On her return, Barbara lived at Genazzano and her only sister had moved in across the road with a growing family. She was, of course at that time, unable to visit them. She loved her time at Genazzano, as a teacher and active member of the FCJ community. She taught English, French and Art over the years, starting with Years 9 and 10, then moving on to Years 11 and 12. She was made Sports Mistress and then went on to become Principal from 1968 to 1970.
Barbara was an exceptional teacher. Her enthusiasm for her subjects made them come alive to her students. She and Sr Maryrose became the Form teachers for the two Year 12 classes, plus Barbara was still the Principal. Nobody would be given all those concurrent responsibilities these days.
Barbara taught English Expression, English Literature, French and Art at Year 12 level. She made Chaucer’s Canterbury Tales understandable, even fun! She gave us plenty of tips to deal with exams, tips I still use to this day. “Read the question carefully, twice”, “underline the key words”, “look what angle the question is asking you to pursue”. She taught us to take care and to stick to the point.

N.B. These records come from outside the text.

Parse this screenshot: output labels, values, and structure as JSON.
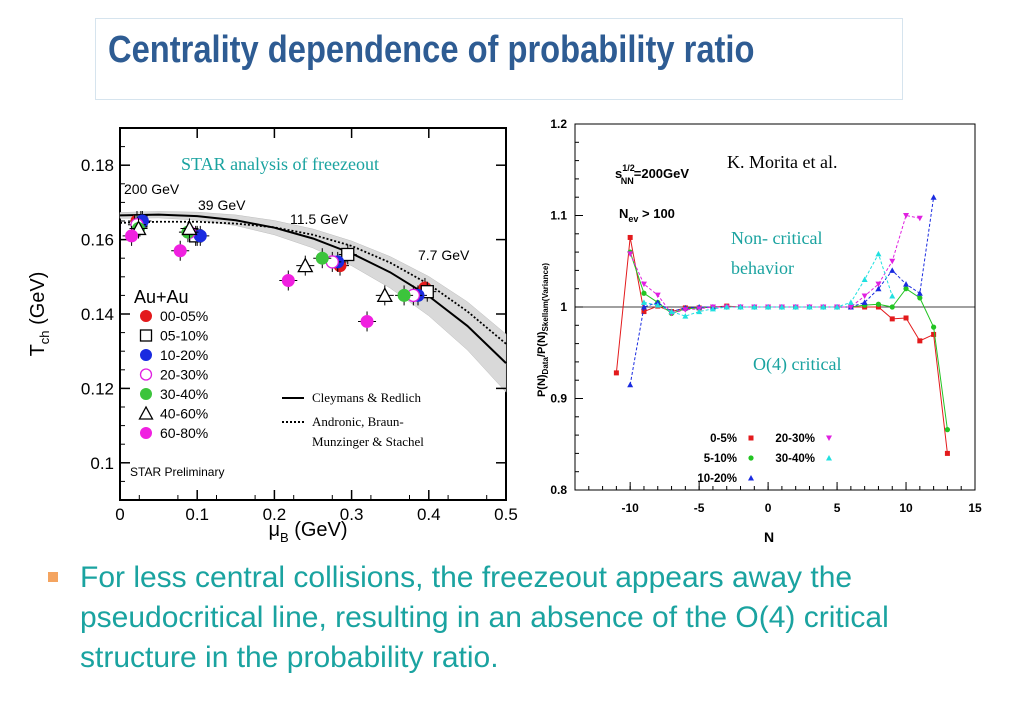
{
  "title": "Centrality dependence of probability ratio",
  "bullet": "For less central collisions, the freezeout appears away the pseudocritical line, resulting in an absence  of the O(4) critical structure  in the probability ratio.",
  "chart_data": [
    {
      "type": "scatter",
      "title": "STAR analysis of freezeout",
      "xlabel": "μB (GeV)",
      "ylabel": "Tch (GeV)",
      "xlim": [
        0,
        0.5
      ],
      "ylim": [
        0.09,
        0.19
      ],
      "x_ticks": [
        "0",
        "0.1",
        "0.2",
        "0.3",
        "0.4",
        "0.5"
      ],
      "y_ticks": [
        "0.1",
        "0.12",
        "0.14",
        "0.16",
        "0.18"
      ],
      "energy_labels": [
        "200 GeV",
        "39 GeV",
        "11.5 GeV",
        "7.7 GeV"
      ],
      "system_label": "Au+Au",
      "preliminary_label": "STAR Preliminary",
      "legend": [
        {
          "name": "00-05%",
          "color": "#e31a1c",
          "marker": "circle-filled"
        },
        {
          "name": "05-10%",
          "color": "#000000",
          "marker": "square-open"
        },
        {
          "name": "10-20%",
          "color": "#1a2be0",
          "marker": "circle-filled"
        },
        {
          "name": "20-30%",
          "color": "#e020e0",
          "marker": "circle-open"
        },
        {
          "name": "30-40%",
          "color": "#3cc43c",
          "marker": "circle-filled"
        },
        {
          "name": "40-60%",
          "color": "#000000",
          "marker": "triangle-open"
        },
        {
          "name": "60-80%",
          "color": "#f020e0",
          "marker": "circle-filled"
        }
      ],
      "curves": [
        {
          "name": "Cleymans & Redlich",
          "style": "solid",
          "x": [
            0,
            0.05,
            0.1,
            0.15,
            0.2,
            0.25,
            0.3,
            0.35,
            0.4,
            0.45,
            0.5
          ],
          "y": [
            0.1665,
            0.1667,
            0.1663,
            0.1652,
            0.1632,
            0.1603,
            0.1563,
            0.1512,
            0.1448,
            0.1368,
            0.1268
          ]
        },
        {
          "name": "Andronic, Braun-Munzinger & Stachel",
          "style": "dotted",
          "x": [
            0,
            0.05,
            0.1,
            0.15,
            0.2,
            0.25,
            0.3,
            0.35,
            0.4,
            0.45,
            0.5
          ],
          "y": [
            0.1645,
            0.1648,
            0.1648,
            0.1643,
            0.1633,
            0.1613,
            0.1583,
            0.1538,
            0.148,
            0.1407,
            0.132
          ]
        }
      ],
      "series": [
        {
          "name": "00-05%",
          "x": [
            0.022,
            0.1,
            0.285,
            0.395
          ],
          "y": [
            0.165,
            0.161,
            0.153,
            0.147
          ]
        },
        {
          "name": "05-10%",
          "x": [
            0.027,
            0.098,
            0.295,
            0.398
          ],
          "y": [
            0.165,
            0.161,
            0.156,
            0.146
          ]
        },
        {
          "name": "10-20%",
          "x": [
            0.029,
            0.104,
            0.282,
            0.386
          ],
          "y": [
            0.165,
            0.161,
            0.154,
            0.145
          ]
        },
        {
          "name": "20-30%",
          "x": [
            0.022,
            0.09,
            0.275,
            0.38
          ],
          "y": [
            0.164,
            0.162,
            0.154,
            0.145
          ]
        },
        {
          "name": "30-40%",
          "x": [
            0.024,
            0.088,
            0.262,
            0.368
          ],
          "y": [
            0.163,
            0.162,
            0.155,
            0.145
          ]
        },
        {
          "name": "40-60%",
          "x": [
            0.024,
            0.09,
            0.24,
            0.343
          ],
          "y": [
            0.163,
            0.163,
            0.153,
            0.145
          ]
        },
        {
          "name": "60-80%",
          "x": [
            0.015,
            0.078,
            0.218,
            0.32
          ],
          "y": [
            0.161,
            0.157,
            0.149,
            0.138
          ]
        }
      ],
      "curve_legend": [
        "Cleymans & Redlich",
        "Andronic, Braun-",
        "Munzinger & Stachel"
      ]
    },
    {
      "type": "line",
      "xlabel": "N",
      "xlim": [
        -14,
        15
      ],
      "ylim": [
        0.8,
        1.2
      ],
      "x_ticks": [
        "-10",
        "-5",
        "0",
        "5",
        "10",
        "15"
      ],
      "y_ticks": [
        "0.8",
        "0.9",
        "1",
        "1.1",
        "1.2"
      ],
      "reference_line": 1,
      "annotations": [
        "K. Morita et al.",
        "Non- critical",
        "behavior",
        "O(4) critical"
      ],
      "series": [
        {
          "name": "0-5%",
          "color": "#e31a1c",
          "marker": "square",
          "dash": false,
          "x": [
            -11,
            -10,
            -9,
            -8,
            -7,
            -6,
            -5,
            -4,
            -3,
            -2,
            -1,
            0,
            1,
            2,
            3,
            4,
            5,
            6,
            7,
            8,
            9,
            10,
            11,
            12,
            13
          ],
          "y": [
            0.928,
            1.076,
            0.995,
            1.001,
            0.995,
            0.999,
            0.999,
            1.0,
            1.001,
            1.0,
            1.0,
            1.0,
            1.0,
            1.0,
            1.0,
            1.0,
            1.0,
            1.0,
            1.0,
            1.0,
            0.987,
            0.988,
            0.963,
            0.97,
            0.84
          ]
        },
        {
          "name": "5-10%",
          "color": "#22c422",
          "marker": "circle",
          "dash": false,
          "x": [
            -10,
            -9,
            -8,
            -7,
            -6,
            -5,
            -4,
            -3,
            -2,
            -1,
            0,
            1,
            2,
            3,
            4,
            5,
            6,
            7,
            8,
            9,
            10,
            11,
            12,
            13
          ],
          "y": [
            1.06,
            1.015,
            1.005,
            0.993,
            0.998,
            0.999,
            1.0,
            1.0,
            1.0,
            1.0,
            1.0,
            1.0,
            1.0,
            1.0,
            1.0,
            1.0,
            1.0,
            1.002,
            1.003,
            1.0,
            1.02,
            1.01,
            0.978,
            0.866
          ]
        },
        {
          "name": "10-20%",
          "color": "#1a2be0",
          "marker": "triangle",
          "dash": true,
          "x": [
            -10,
            -9,
            -8,
            -7,
            -6,
            -5,
            -4,
            -3,
            -2,
            -1,
            0,
            1,
            2,
            3,
            4,
            5,
            6,
            7,
            8,
            9,
            10,
            11,
            12
          ],
          "y": [
            0.915,
            1.0,
            1.005,
            0.995,
            0.999,
            1.0,
            1.0,
            1.0,
            1.0,
            1.0,
            1.0,
            1.0,
            1.0,
            1.0,
            1.0,
            1.0,
            1.0,
            1.005,
            1.02,
            1.04,
            1.025,
            1.015,
            1.12
          ]
        },
        {
          "name": "20-30%",
          "color": "#e020e0",
          "marker": "triangle-down",
          "dash": true,
          "x": [
            -10,
            -9,
            -8,
            -7,
            -6,
            -5,
            -4,
            -3,
            -2,
            -1,
            0,
            1,
            2,
            3,
            4,
            5,
            6,
            7,
            8,
            9,
            10,
            11
          ],
          "y": [
            1.058,
            1.025,
            1.013,
            0.993,
            0.997,
            0.998,
            1.0,
            1.0,
            1.0,
            1.0,
            1.0,
            1.0,
            1.0,
            1.0,
            1.0,
            1.0,
            1.0,
            1.012,
            1.025,
            1.05,
            1.1,
            1.097
          ]
        },
        {
          "name": "30-40%",
          "color": "#20e0e0",
          "marker": "triangle",
          "dash": true,
          "x": [
            -9,
            -8,
            -7,
            -6,
            -5,
            -4,
            -3,
            -2,
            -1,
            0,
            1,
            2,
            3,
            4,
            5,
            6,
            7,
            8,
            9
          ],
          "y": [
            1.005,
            1.002,
            0.995,
            0.99,
            0.995,
            0.998,
            1.0,
            1.0,
            1.0,
            1.0,
            1.0,
            1.0,
            1.0,
            1.0,
            1.0,
            1.005,
            1.03,
            1.058,
            1.012
          ]
        }
      ],
      "legend": [
        "0-5%",
        "5-10%",
        "10-20%",
        "20-30%",
        "30-40%"
      ]
    }
  ]
}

When Pope Paul VI, in Barbara’s words, “threw open the windows on the Catholic Church” in 1971, Barbara left her home at the Convent and leapt out into different fields. At first, she taught at Taylor’s College in Collins Street and then taught Senior Art at Loreto.
In 1974, a great friend, Fr Peter Quin SJ phoned to advise her of a teaching position at the Jesuit College in Sydney, Riverview. Barbara applied and became the first female teacher and thus began a wonderful 20 year teaching tenure at Riverview. She loved it there and the staff, students and parents all loved her.
Barbara returned to Melbourne in the mid 90s and never wanting to be idle, worked at Xavier College in Kew, mostly as a volunteer. She was given ‘the attic’ for their large collection of memorabilia, which she loved sorting. Barbara retired from Xavier at the age of 80 and now resides at Mary McKillop St Vincent’s Aged Care in Hawthorn, as does her sister Pat Reed.